Let’s consider the following test case used in a first-year programming course that requires students to write C programs.

def test_mode():
    """Check if the student's program calculates the mode correctly."""
    # Prepare arguments for subprocess
    args = ["./mode", "1", "2", "2", "3", "3"]
    # Run the process
    result = subprocess.run(args, text=True, capture_output=True)
    # Check for abnormal exit conditions
    assert result.returncode == 0 and result.stdout != "", "Program exited abnormally"
    # Verify the output
    lines = result.stdout.splitlines()
    # lines[0] has to contain the output
    ans = list(map(int, lines[0].split()))
    expected_mode = [2, 3]
    assert ans == expected_mode, "Incorrect output"
    # If all assertions pass
    pass

The assessment creator has coded several novice-friendly messages to aid students in interpreting the feedback. Ideally, the test case should only fail at those assertions. However, this code can also fail at the line:

    ans = list(map(int, lines[0].split()))

This failure can occur because the student’s program may output non-integer characters, causing the map(int, ...) to fail. The resulting feedback would be:

ValueError: invalid literal for int() with base 10: 'mode'

This feedback is not novice-friendly and, even worse, it is unrelated to C programming.
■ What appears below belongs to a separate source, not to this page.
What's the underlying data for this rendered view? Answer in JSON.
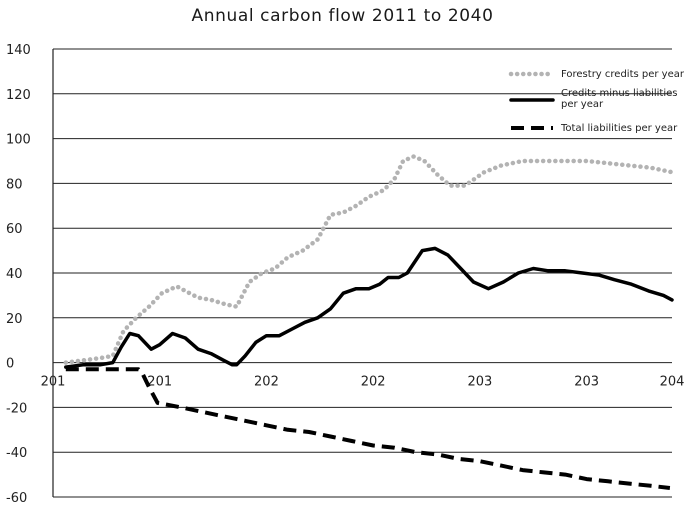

The point I want to make here is that most of the time, we want the test case to fail only at assertions or at any place that is expected. If the test case fails outside of assertions, this is what I refer to as an unexpected failure.

Solution

The solution is actually quite simple: for any test case that contains non-assertion code, we code an outcome flipped version.

def test_a():
    x = common_code()
    assert x == 0

def test_a_flipped():
    x = common_code()
    assert x != 0

If one passes and the other fails, we know they both reached the assertion. This strategy helps ensure that the test cases fail only for the intended reasons.